|
SPIRITUALITA' E POLITICA,
incontro con don Giuseppe Dossetti
parte 1
Riportiamo il testo di una intervista a Giuseppe Rossetti da parte della redazione della rivista
BAILAMME nell'estate del
1993. Lo scritto è stato rivisto dall'autore. Si trova ora in BAILAMME n. 18-19.
Per maggiori informazioni visita il sito: www.societaperta.it
Io non dico che ci sia una incompatibilità assoluta tra la fede cristiana vissuta con impegno e con lealtà e
l'impegno politico. Non c'è una contraddizione a priori. Sono convinto di questo. Ma sono anche convinto che
ci sono mille e una ragione di cautela e di condizioni difficilissime.
Una prima condizione sarebbe proprio questa: che non ci sia un proposito di impegno politico e questo non sia
in conseguenza di un progetto o nella convinzione di una missione a fare. Nego la missione a fare. Nella politica
non c'è. Mentre abitualmente, e soprattutto nella esperienza concreta, la politica è stata pensata come una missione
a fare. Secondo me questo avvelena tutto.
La seconda condizione è la gratuità , la non professionalità dell'impegno. Dove incomincia una professionalità
dell'impegno cessa anche la parvenza di una missione e la possibilità stessa di avere realmente qualcosa da fare.
Sono allora possibili tutte le degenerazioni.
Detto ciò ritengo, e questo è l'aspetto relativo della conciliazione o della possibilità di mettere insieme le
due cose, che possa accadere per me, per dono fortuito in un certo senso di Dio ( Dio fa sempre dei doni che
sono a modo suo fortuiti), particolarmente in politica, quasi senza coscienza e senza consapevolezza, di fare
qualche cosa che non è destinato al puro insuccesso, anche se non deve mai essere cercato il successo personale.
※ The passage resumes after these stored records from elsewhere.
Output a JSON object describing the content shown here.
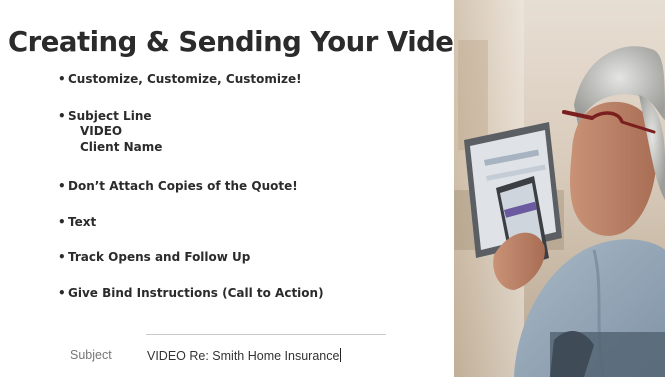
{
  "slide": {
    "title": "Creating & Sending Your Video",
    "bullets": [
      "Customize, Customize, Customize!",
      "Subject Line",
      "Don’t Attach Copies of the Quote!",
      "Text",
      "Track Opens and Follow Up",
      "Give Bind Instructions (Call to Action)"
    ],
    "subject_line_details": [
      "VIDEO",
      "Client Name"
    ]
  },
  "email": {
    "subject_label": "Subject",
    "subject_value": "VIDEO Re: Smith Home Insurance"
  }
}
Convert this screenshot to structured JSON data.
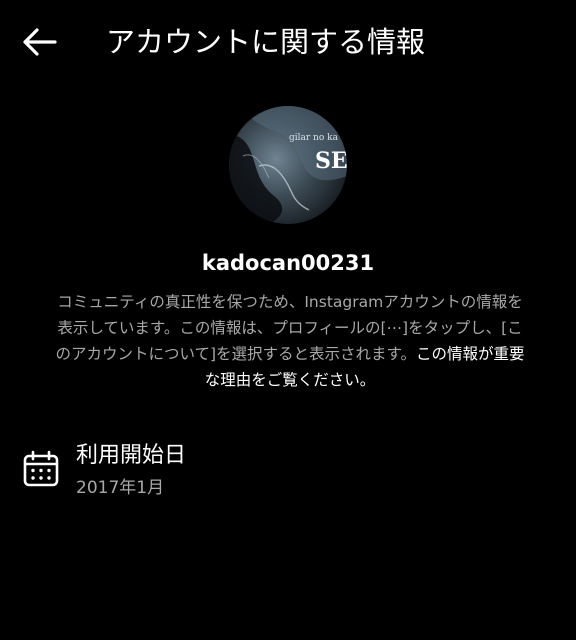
{
  "header": {
    "title": "アカウントに関する情報",
    "back_icon": "arrow-left-icon"
  },
  "profile": {
    "username": "kadocan00231",
    "avatar_text": "gilar no ka",
    "avatar_logo": "SE"
  },
  "description": {
    "text": "コミュニティの真正性を保つため、Instagramアカウントの情報を表示しています。この情報は、プロフィールの[⋯]をタップし、[このアカウントについて]を選択すると表示されます。",
    "link": "この情報が重要な理由をご覧ください。"
  },
  "date_joined": {
    "icon": "calendar-icon",
    "label": "利用開始日",
    "value": "2017年1月"
  }
}
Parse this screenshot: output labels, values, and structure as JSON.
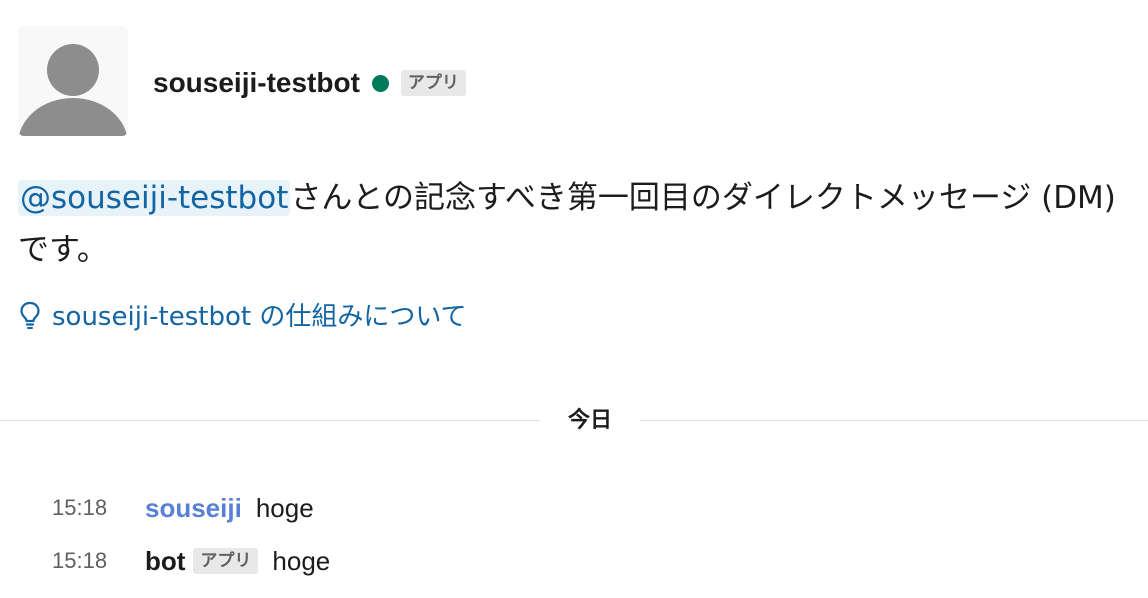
{
  "colors": {
    "presence": "#007a5a",
    "link": "#1264a3",
    "mention_bg": "#e8f3f9",
    "user_name": "#5a7fd6",
    "badge_bg": "#e8e8e8"
  },
  "header": {
    "avatar_icon": "default-user-avatar-icon",
    "bot_name": "souseiji-testbot",
    "presence_status": "online",
    "app_badge": "アプリ"
  },
  "intro": {
    "mention": "@souseiji-testbot",
    "text": "さんとの記念すべき第一回目のダイレクトメッセージ (DM) です。"
  },
  "howto_link": {
    "icon": "lightbulb-icon",
    "label": "souseiji-testbot の仕組みについて"
  },
  "day_divider": {
    "label": "今日"
  },
  "messages": [
    {
      "time": "15:18",
      "author": "souseiji",
      "badge": "",
      "text": "hoge"
    },
    {
      "time": "15:18",
      "author": "bot",
      "badge": "アプリ",
      "text": "hoge"
    }
  ]
}
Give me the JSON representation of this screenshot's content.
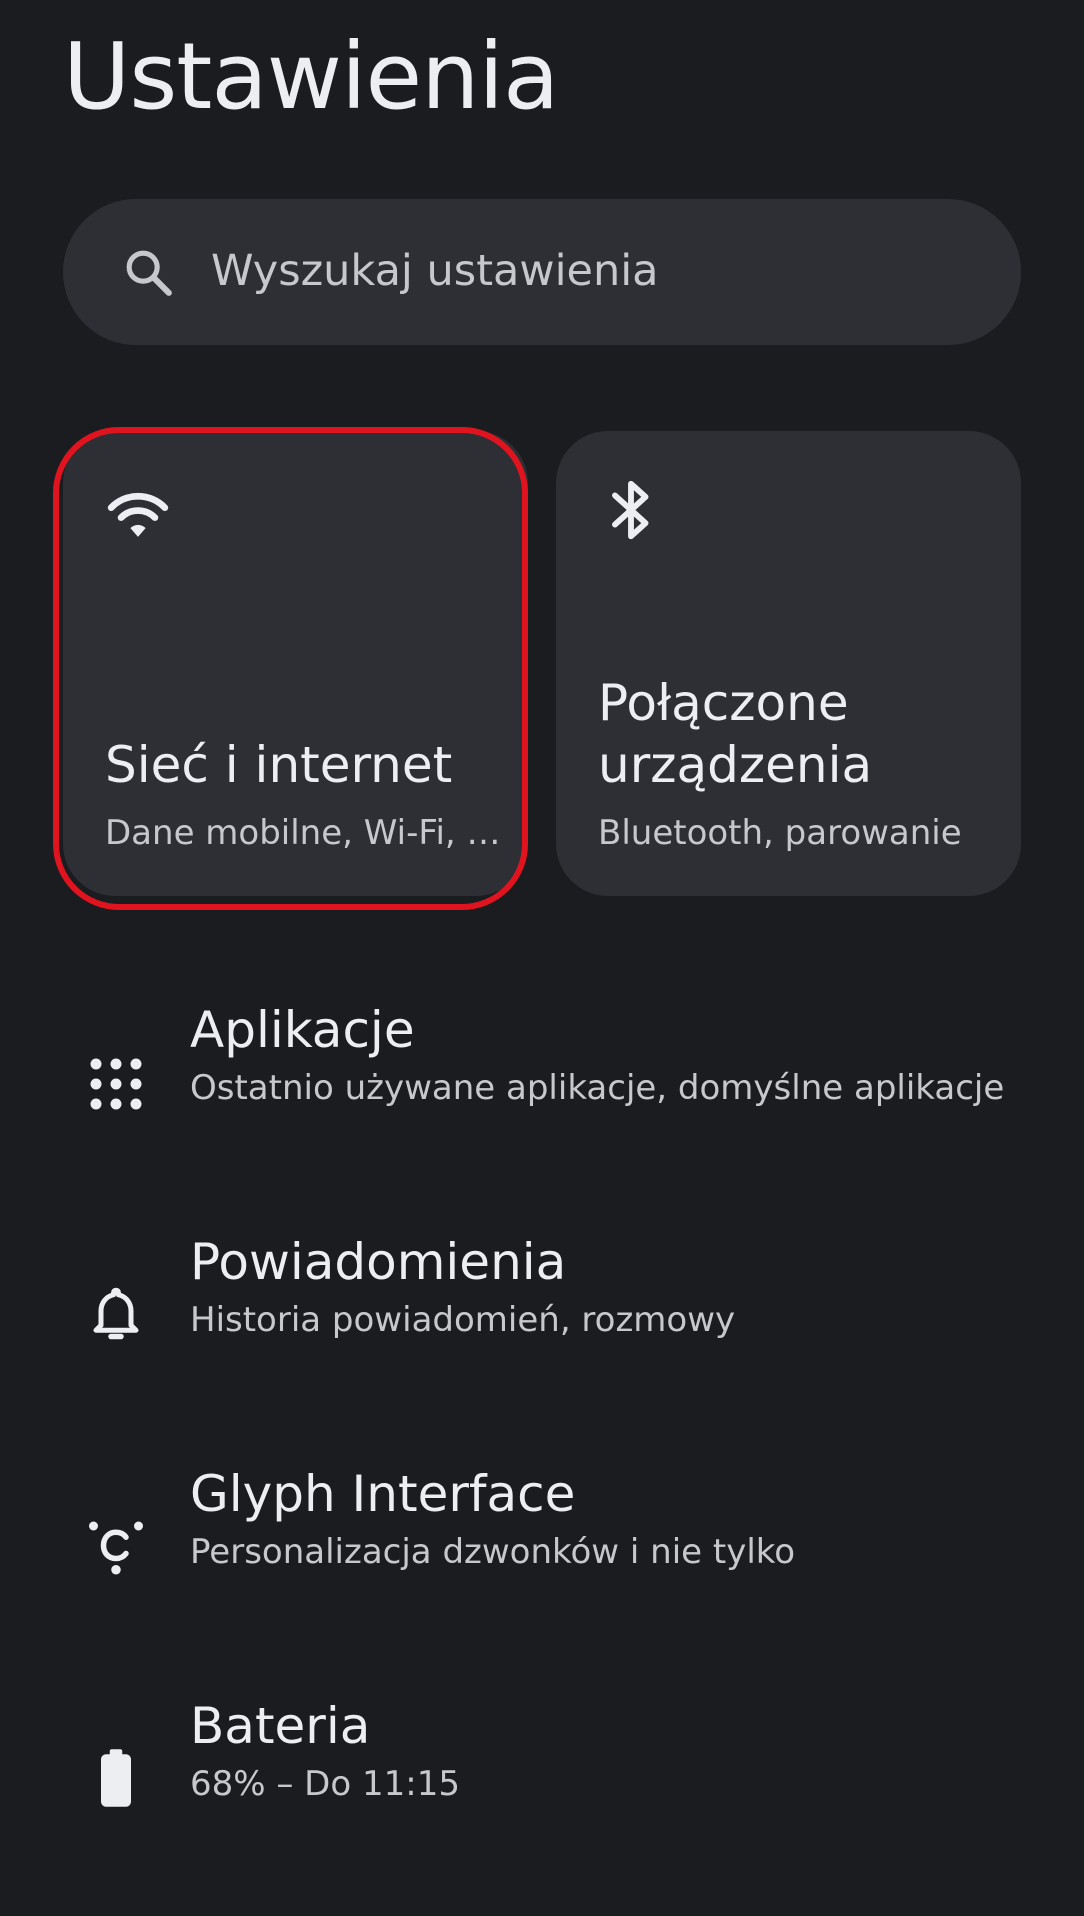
{
  "header": {
    "title": "Ustawienia"
  },
  "search": {
    "placeholder": "Wyszukaj ustawienia"
  },
  "tiles": [
    {
      "icon": "wifi-icon",
      "title": "Sieć i internet",
      "subtitle": "Dane mobilne, Wi-Fi, …",
      "highlighted": true
    },
    {
      "icon": "bluetooth-icon",
      "title_line1": "Połączone",
      "title_line2": "urządzenia",
      "subtitle": "Bluetooth, parowanie",
      "highlighted": false
    }
  ],
  "list": [
    {
      "icon": "apps-grid-icon",
      "title": "Aplikacje",
      "subtitle": "Ostatnio używane aplikacje, domyślne aplikacje"
    },
    {
      "icon": "bell-icon",
      "title": "Powiadomienia",
      "subtitle": "Historia powiadomień, rozmowy"
    },
    {
      "icon": "glyph-icon",
      "title": "Glyph Interface",
      "subtitle": "Personalizacja dzwonków i nie tylko"
    },
    {
      "icon": "battery-icon",
      "title": "Bateria",
      "subtitle": "68% – Do 11:15"
    }
  ],
  "colors": {
    "background": "#1b1c20",
    "surface": "#2e2f35",
    "text_primary": "#eceef2",
    "text_secondary": "#c7c8cd",
    "highlight": "#e0141e"
  }
}
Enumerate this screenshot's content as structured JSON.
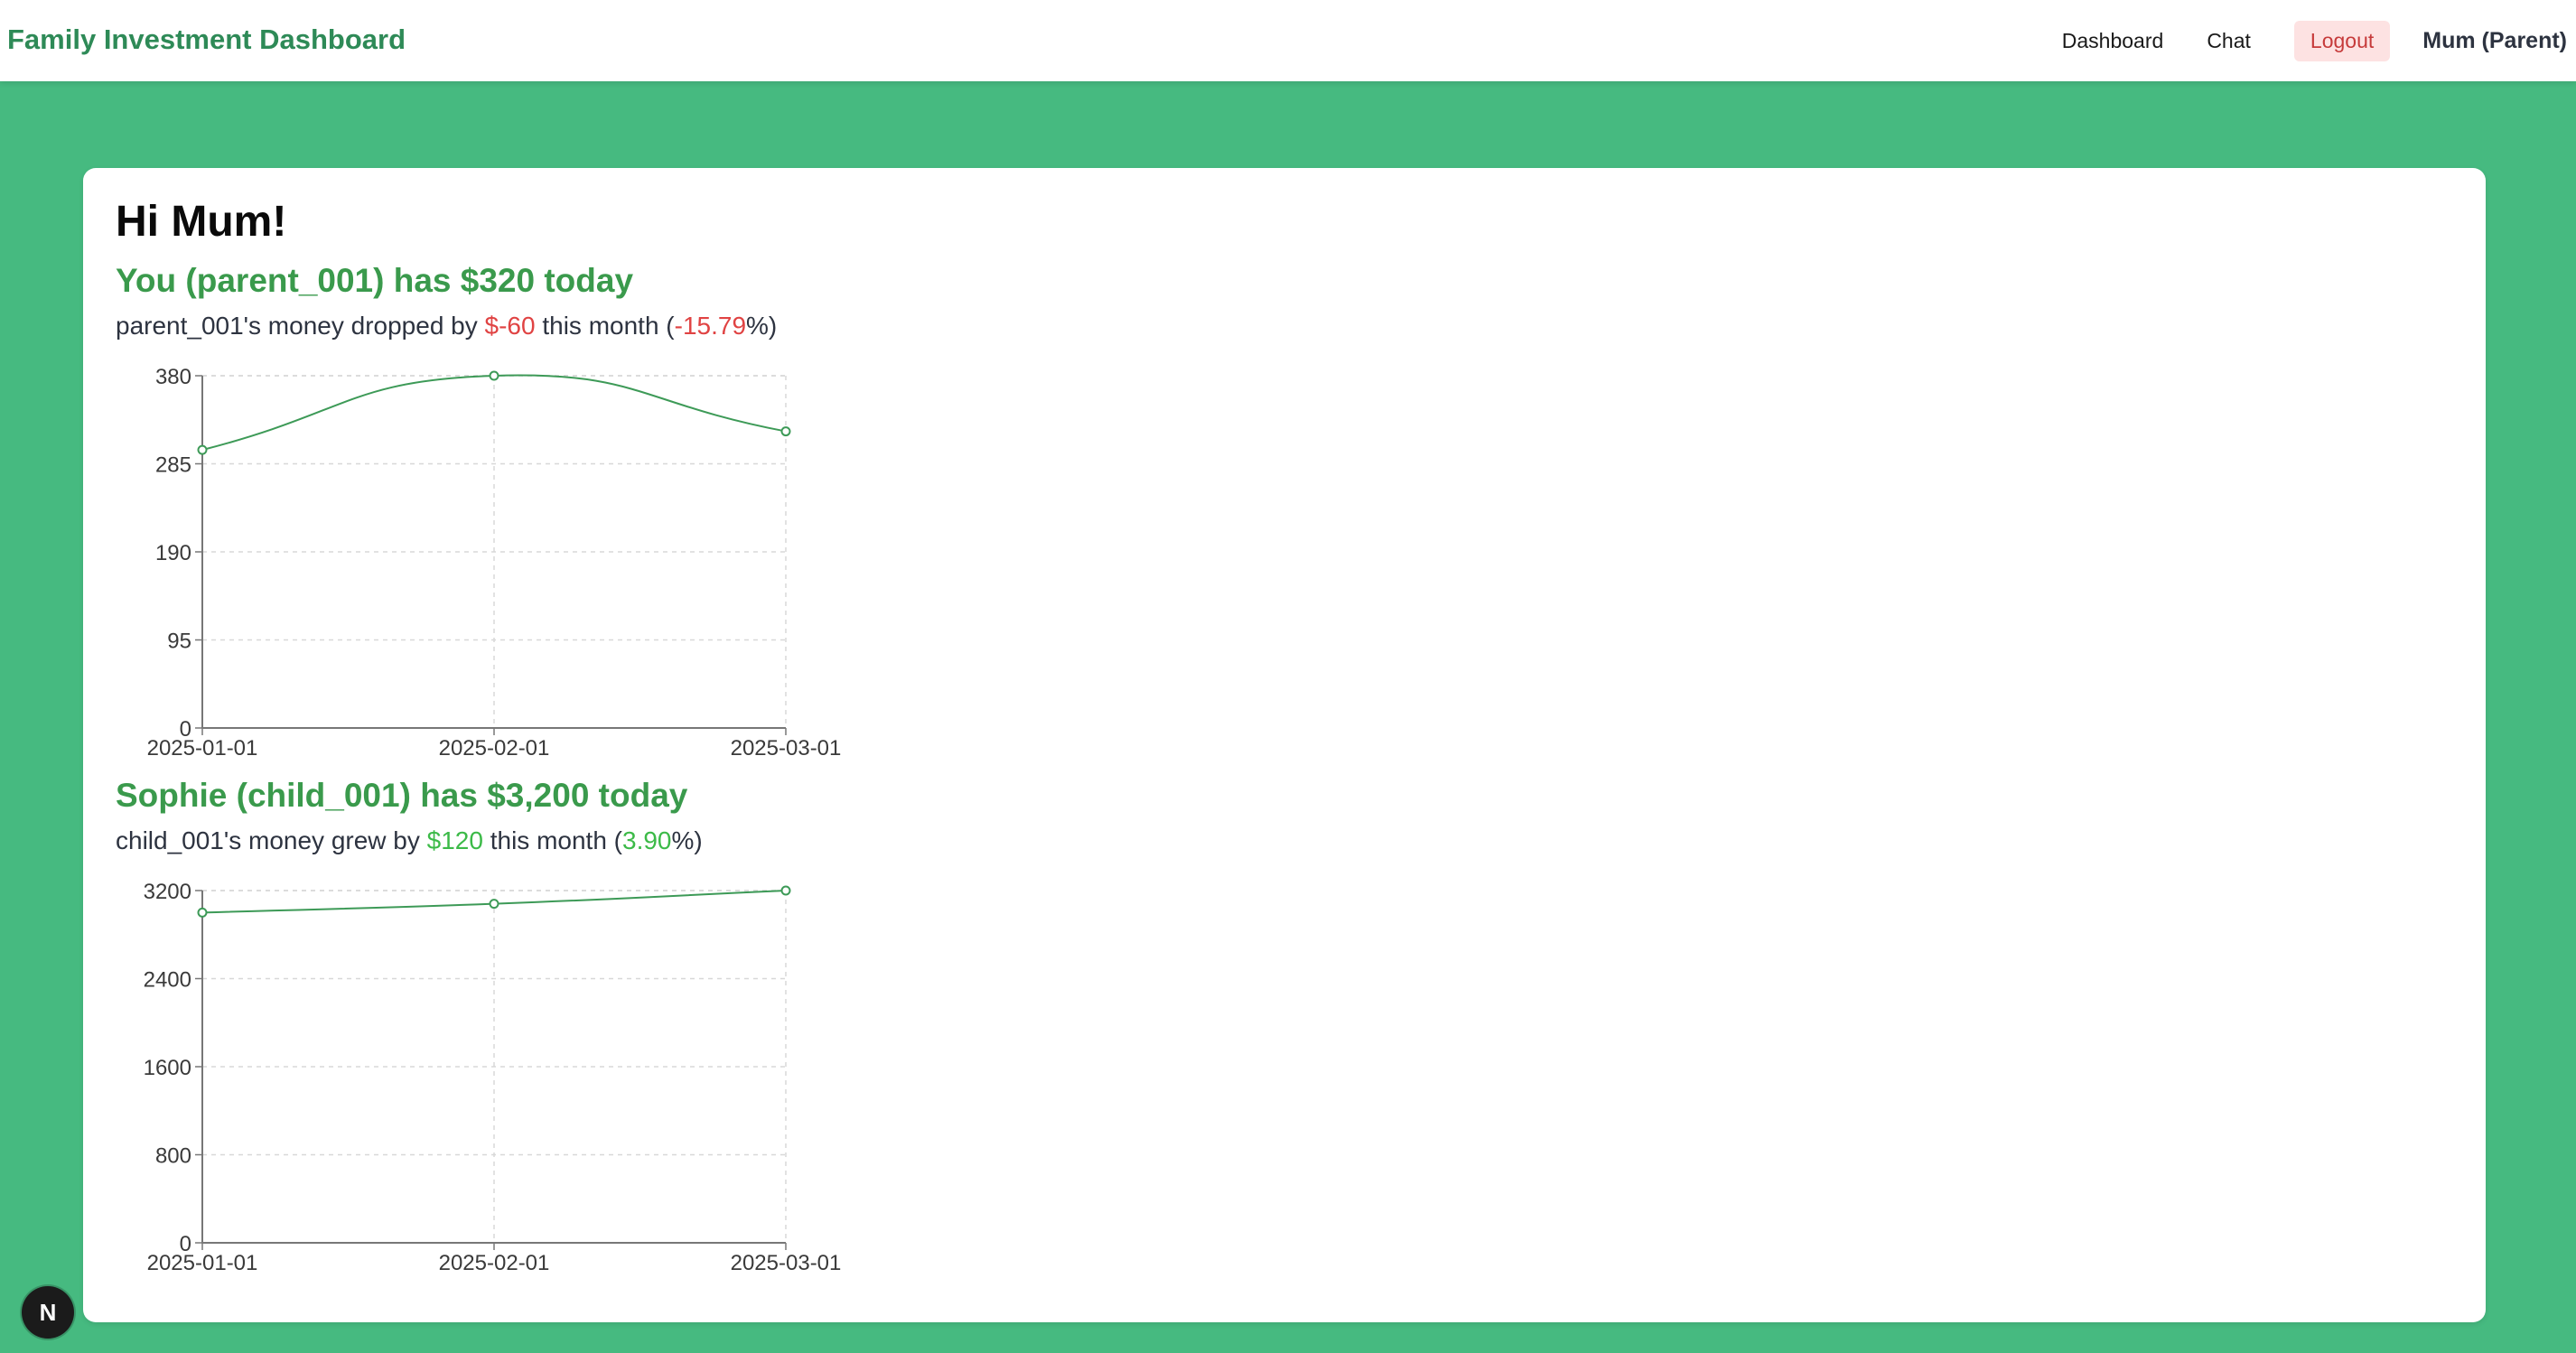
{
  "header": {
    "app_title": "Family Investment Dashboard",
    "nav": {
      "dashboard": "Dashboard",
      "chat": "Chat",
      "logout": "Logout"
    },
    "user": "Mum (Parent)"
  },
  "greeting": "Hi Mum!",
  "members": [
    {
      "title": "You (parent_001) has $320 today",
      "change": {
        "prefix": "parent_001's money dropped by ",
        "amount": "$-60",
        "middle": " this month (",
        "percent": "-15.79",
        "suffix": "%)"
      }
    },
    {
      "title": "Sophie (child_001) has $3,200 today",
      "change": {
        "prefix": "child_001's money grew by ",
        "amount": "$120",
        "middle": " this month (",
        "percent": "3.90",
        "suffix": "%)"
      }
    }
  ],
  "colors": {
    "background": "#46ba80",
    "line": "#3d9a57",
    "negative": "#e04343",
    "positive": "#3cba48"
  },
  "badge": "N",
  "chart_data": [
    {
      "type": "line",
      "x": [
        "2025-01-01",
        "2025-02-01",
        "2025-03-01"
      ],
      "values": [
        300,
        380,
        320
      ],
      "yticks": [
        0,
        95,
        190,
        285,
        380
      ],
      "ylim": [
        0,
        380
      ],
      "grid": true
    },
    {
      "type": "line",
      "x": [
        "2025-01-01",
        "2025-02-01",
        "2025-03-01"
      ],
      "values": [
        3000,
        3080,
        3200
      ],
      "yticks": [
        0,
        800,
        1600,
        2400,
        3200
      ],
      "ylim": [
        0,
        3200
      ],
      "grid": true
    }
  ]
}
Non si chiede a priori di volere l'insuccesso; può accadere che , per caso, in modo del tutto fortuito,
inconsapevole accada di fare qualche cosa che ha una sua validità.
A me pare che sia accaduto così in uno o due momenti decisivi della mia vita e della mia azione politica.
Fortuiti. Però qualche cosa si è fatto. Questo lo dico adesso, quando guardo da lontano, dopo tanti anni di
distacco e di decantazione. In quei pochi anni , pochissimi dopo tutto ( compresa la clandestinità sono stati
sette o otto), in cui io sono stato in politica, ho fatto una o due cose importanti. La prima è di avere dato
un contributo decisivo, per il posto che occupavo, alla scelta tra monarchia e repubblica. E' stato un contributo
fortuito , legato a certe circostanze, a certe vicende anche della mia prima azione politica. Ho avuto un peso
veramente decisivo su questo. Insieme con altri, ma direi a preferenza di altri.
Una seconda cosa, che mi pare adesso di una validità relativa ( anche la prima è poi di una validità relativa,
se la si confronta con la realtà che stiamo vivendo), è che ci voleva in quel momento un certo orientamento
sociale, costruire le prime manifestazioni di una certa socialità. In questo ho potuto fare veramente qualche
cosa. Per una stagione, per caso. Per caso. In tre o quattro mesi, si è deciso la riforma agraria, soprattutto
nel meridione , si è decisa la cassa del Mezzogiorno. Sono cose oggi tanto discusse e forse discutibili nella
loro concretezza , ma tuttavia espressione di una tendenza e di una realtà che in quel momento era importante
realizzare. Il fatto che queste cose, passate per le mie mani, hanno operato e hanno lasciato un segno,
sia pure con tante strumentalizzazioni e degenerazioni successive, credo sia da attribuire all'intima intenzione
di disponibilità che c'era nel mio animo.